You still need to reply to posts, retweet where you think it’s relevant and post current topical information along the way. But the automation program will take care of the main job of building rapport.

Which one should you use?
Well, without gushing, I’ve reviewed many of the automation programs out there and I’ve decided (as have many others) that there are two main contenders.

For the automation and bulk uploads, my recommendation is SocialOomph Pro for it’s ease of use and uber cool functionality (having used it for a while now, I feel like my inner-geek has been released!). Their homepage is tough to make sense of and looks very busy, but having now used it extensively, I can’t go past it. The key winning features are the bulk upload to list ‘reservoirs’ that are pre-scheduled to time and date (you simply upload a plain text file of all your updates and it schedules them…this is a GREAT feature); friend finder (including followers ‘with clout’); and the ability to easily manage a range of pre-ordained posts. It lets you schedule posts to a range of social platforms including Twitter, facebook as well as a blog feed.

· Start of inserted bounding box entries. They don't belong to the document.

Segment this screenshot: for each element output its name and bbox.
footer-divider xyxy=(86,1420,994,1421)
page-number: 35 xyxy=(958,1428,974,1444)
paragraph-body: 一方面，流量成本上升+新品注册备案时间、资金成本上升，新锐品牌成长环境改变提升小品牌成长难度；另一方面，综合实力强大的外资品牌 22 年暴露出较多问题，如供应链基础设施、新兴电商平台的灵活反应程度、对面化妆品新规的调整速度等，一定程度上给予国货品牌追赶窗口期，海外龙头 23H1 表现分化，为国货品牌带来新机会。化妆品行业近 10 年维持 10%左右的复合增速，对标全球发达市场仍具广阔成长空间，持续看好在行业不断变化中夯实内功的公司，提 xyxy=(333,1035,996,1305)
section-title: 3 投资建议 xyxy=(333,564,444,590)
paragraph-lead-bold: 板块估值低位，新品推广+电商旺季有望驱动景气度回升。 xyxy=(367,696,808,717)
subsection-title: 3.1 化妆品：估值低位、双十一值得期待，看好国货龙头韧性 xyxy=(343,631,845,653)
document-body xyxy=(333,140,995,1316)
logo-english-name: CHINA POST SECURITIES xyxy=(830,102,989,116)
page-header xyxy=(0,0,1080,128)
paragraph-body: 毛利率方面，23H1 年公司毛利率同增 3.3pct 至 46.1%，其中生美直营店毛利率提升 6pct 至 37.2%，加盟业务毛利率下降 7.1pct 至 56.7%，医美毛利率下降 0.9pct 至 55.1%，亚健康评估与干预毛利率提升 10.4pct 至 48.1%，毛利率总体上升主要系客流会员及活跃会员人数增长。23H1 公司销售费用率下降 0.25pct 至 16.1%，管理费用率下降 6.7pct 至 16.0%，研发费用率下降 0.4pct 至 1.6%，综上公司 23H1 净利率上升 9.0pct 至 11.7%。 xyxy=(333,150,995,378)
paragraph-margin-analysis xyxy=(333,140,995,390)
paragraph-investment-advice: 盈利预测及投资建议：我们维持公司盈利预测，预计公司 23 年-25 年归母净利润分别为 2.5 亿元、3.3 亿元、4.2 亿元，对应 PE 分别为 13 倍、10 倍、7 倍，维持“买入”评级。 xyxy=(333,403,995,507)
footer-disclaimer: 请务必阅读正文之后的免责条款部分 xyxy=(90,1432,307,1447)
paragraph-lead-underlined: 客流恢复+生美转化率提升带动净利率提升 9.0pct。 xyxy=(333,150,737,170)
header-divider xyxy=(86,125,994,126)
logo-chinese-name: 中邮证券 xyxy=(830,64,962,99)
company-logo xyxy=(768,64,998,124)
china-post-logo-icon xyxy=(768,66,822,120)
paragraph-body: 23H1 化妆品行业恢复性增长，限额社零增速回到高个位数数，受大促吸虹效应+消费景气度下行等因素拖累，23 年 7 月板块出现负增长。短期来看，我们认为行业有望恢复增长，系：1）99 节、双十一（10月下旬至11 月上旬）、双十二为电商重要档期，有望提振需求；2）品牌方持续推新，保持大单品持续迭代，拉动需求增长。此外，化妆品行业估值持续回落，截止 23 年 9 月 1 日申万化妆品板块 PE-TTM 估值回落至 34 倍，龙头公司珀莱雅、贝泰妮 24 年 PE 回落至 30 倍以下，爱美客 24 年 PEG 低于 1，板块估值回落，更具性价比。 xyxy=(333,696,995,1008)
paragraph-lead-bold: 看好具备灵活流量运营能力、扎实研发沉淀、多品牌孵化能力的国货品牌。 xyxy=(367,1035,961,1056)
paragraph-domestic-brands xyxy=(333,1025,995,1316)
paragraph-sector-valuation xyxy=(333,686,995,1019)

Then, to monitor and do some ‘along the way’ posts to your platforms, I’m finding HootSuite to be easier to use than other platforms (I moved across from Tweetdeck and I’m happy with the switch). You can list and review your Twitter, facebook, LinkedIn, foursquare and some blog platforms in an easy to view page as well as do some minor scheduling of posts. They also allow you to geographically search for hashtags and keywords. It’s really a terrific way to keep track of what’s being said and letting you easily interact.

Using them in conjunction means you can schedule and then manage your campaign without fuss and within limited time frames.

So, I would suggest that automating some of your messages is indeed not a sin. It’s a smart way to efficiently manage your marketing strategy. As long as you’re wily about it!